Sudbury·Audio

Chambers' Ring of Fire report card 'not applicable' to the north

A professor at Laurentian University calls a new report card on the Ring of Fire unfair.
The Ring of Fire is a mineral-rich region in northern Ontario's James Bay lowlands. (CBC)

A professor at Laurentian University calls a new report card on the Ring of Fire unfair.

The report released this week by the Greater Sudbury and Ontario Chambers of Commerce gives the project a failing grade for development.

The report cites the absence of an agreement with First Nations, problems with permits and a lack of federal funding as the most significant barriers to development.

David Pearson, professor at Laurentian University, says the expectations for the Ring of Fire are too great. (Roger Corriveau/CBC)
But David Pearson said the expectations for the project are too great and it's unreasonable to think that all First Nation communities in the far north can speak to the project with one voice.

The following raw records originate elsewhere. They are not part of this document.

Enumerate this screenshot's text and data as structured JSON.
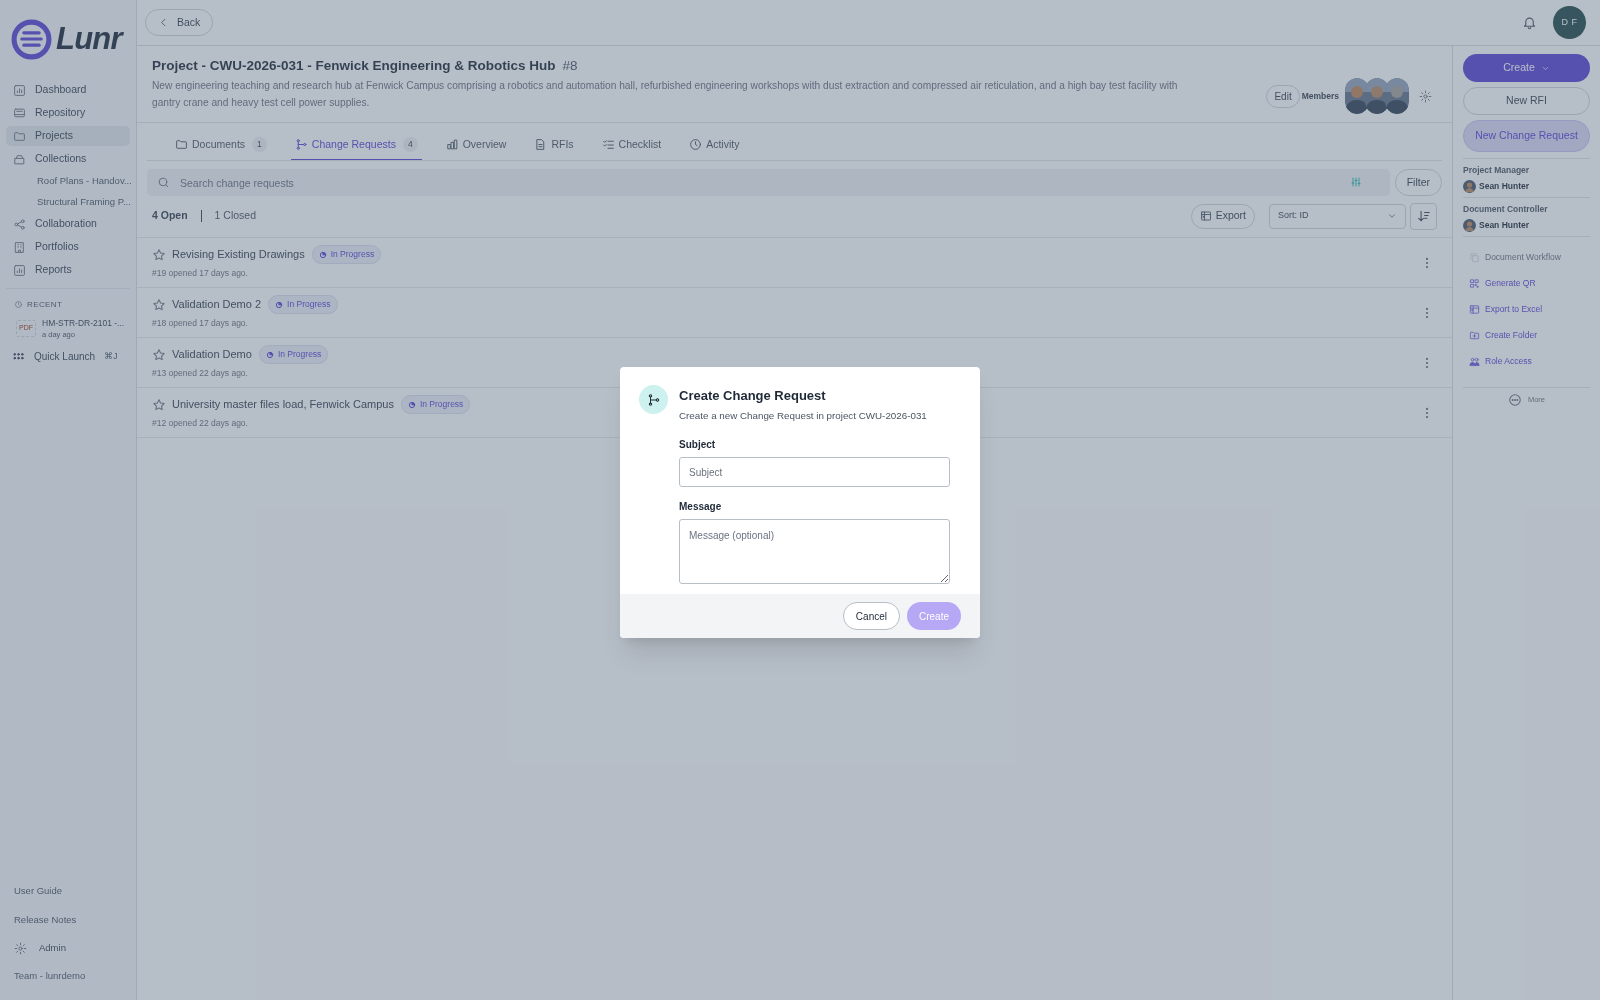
{
  "logo": {
    "text": "Lunr"
  },
  "sidebar": {
    "items": [
      {
        "label": "Dashboard",
        "selected": false
      },
      {
        "label": "Repository",
        "selected": false
      },
      {
        "label": "Projects",
        "selected": true
      },
      {
        "label": "Collections",
        "selected": false,
        "children": [
          {
            "label": "Roof Plans - Handov..."
          },
          {
            "label": "Structural Framing P..."
          }
        ]
      },
      {
        "label": "Collaboration",
        "selected": false
      },
      {
        "label": "Portfolios",
        "selected": false
      },
      {
        "label": "Reports",
        "selected": false
      }
    ],
    "recent": {
      "heading": "RECENT",
      "items": [
        {
          "badge": "PDF",
          "title": "HM-STR-DR-2101 -...",
          "time": "a day ago"
        }
      ]
    },
    "quick_launch": {
      "label": "Quick Launch",
      "shortcut": "⌘J"
    },
    "footer_links": [
      "User Guide",
      "Release Notes"
    ],
    "admin": "Admin",
    "team": "Team - lunrdemo"
  },
  "topbar": {
    "back": "Back",
    "user_initials": "D F"
  },
  "project": {
    "title": "Project - CWU-2026-031 - Fenwick Engineering & Robotics Hub",
    "number": "#8",
    "description": "New engineering teaching and research hub at Fenwick Campus comprising a robotics and automation hall, refurbished engineering workshops with dust extraction and compressed air reticulation, and a high bay test facility with gantry crane and heavy test cell power supplies.",
    "edit": "Edit",
    "members_label": "Members"
  },
  "tabs": [
    {
      "label": "Documents",
      "count": "1",
      "selected": false
    },
    {
      "label": "Change Requests",
      "count": "4",
      "selected": true
    },
    {
      "label": "Overview",
      "selected": false
    },
    {
      "label": "RFIs",
      "selected": false
    },
    {
      "label": "Checklist",
      "selected": false
    },
    {
      "label": "Activity",
      "selected": false
    }
  ],
  "search": {
    "placeholder": "Search change requests"
  },
  "filter": "Filter",
  "open_count": "4 Open",
  "closed_count": "1 Closed",
  "export": "Export",
  "sort": "Sort: ID",
  "requests": [
    {
      "title": "Revising Existing Drawings",
      "status": "In Progress",
      "meta": "#19 opened 17 days ago."
    },
    {
      "title": "Validation Demo 2",
      "status": "In Progress",
      "meta": "#18 opened 17 days ago."
    },
    {
      "title": "Validation Demo",
      "status": "In Progress",
      "meta": "#13 opened 22 days ago."
    },
    {
      "title": "University master files load, Fenwick Campus",
      "status": "In Progress",
      "meta": "#12 opened 22 days ago."
    }
  ],
  "right_panel": {
    "create": "Create",
    "new_rfi": "New RFI",
    "new_change_request": "New Change Request",
    "roles": [
      {
        "label": "Project Manager",
        "person": "Sean Hunter"
      },
      {
        "label": "Document Controller",
        "person": "Sean Hunter"
      }
    ],
    "actions": [
      {
        "label": "Document Workflow",
        "disabled": true
      },
      {
        "label": "Generate QR",
        "disabled": false
      },
      {
        "label": "Export to Excel",
        "disabled": false
      },
      {
        "label": "Create Folder",
        "disabled": false
      },
      {
        "label": "Role Access",
        "disabled": false
      }
    ],
    "more": "More"
  },
  "modal": {
    "title": "Create Change Request",
    "subtitle": "Create a new Change Request in project CWU-2026-031",
    "subject_label": "Subject",
    "subject_placeholder": "Subject",
    "message_label": "Message",
    "message_placeholder": "Message (optional)",
    "cancel": "Cancel",
    "create": "Create",
    "create_disabled": true
  }
}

"I think the standards that you've used to put your F's on and your C's and your D's and so forth are not standards that are applicable to the far north," he said.

Some industry experts have defended the findings, saying the point of the report is to draw a sense of urgency to the project.

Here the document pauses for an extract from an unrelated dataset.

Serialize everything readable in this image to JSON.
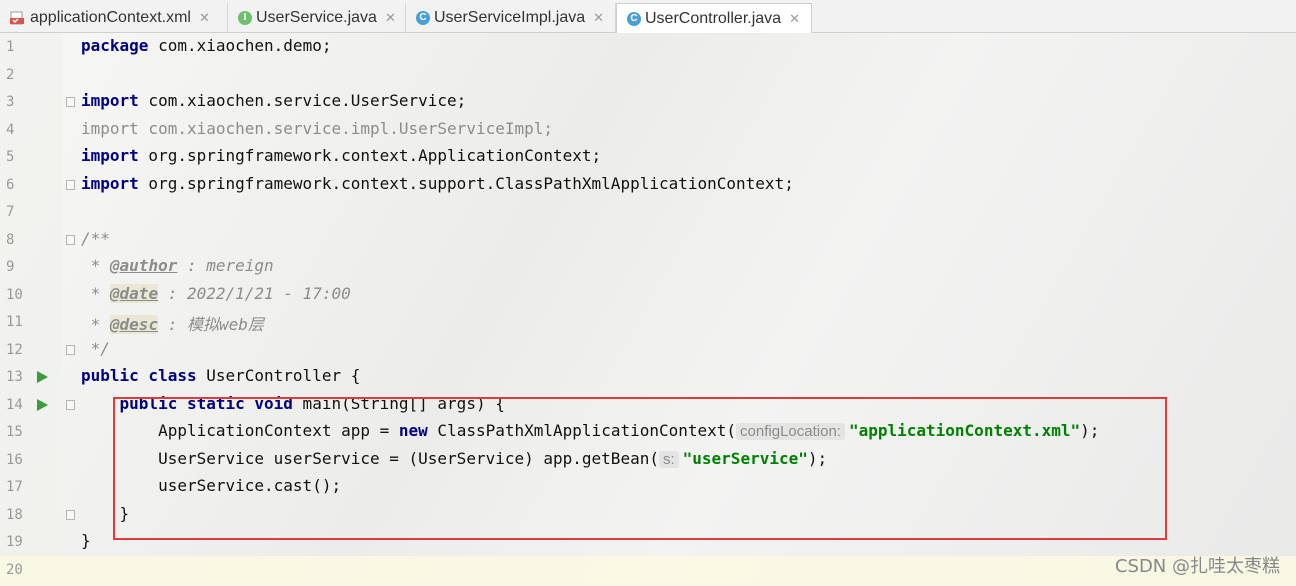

A panel discussion on the subject was held in Sudbury Wednesday night at Dynamic Earth.

The Ontario Chamber of Commerce's Josh Hjartarson said he wants to talk about the project, but government officials aren't returning his phone calls.

He's said he's trying to pressure the government to take action.

"What I'm trying to say is that we're spending some political capital," he continued.

"We're out there. We're trying to get change. And that means, sometimes, being controversial."

The Ring of Fire holds one of the world's richest chromite deposits, however years of delay have "soured" public perceptions of the region as a viable economic investment, the report says.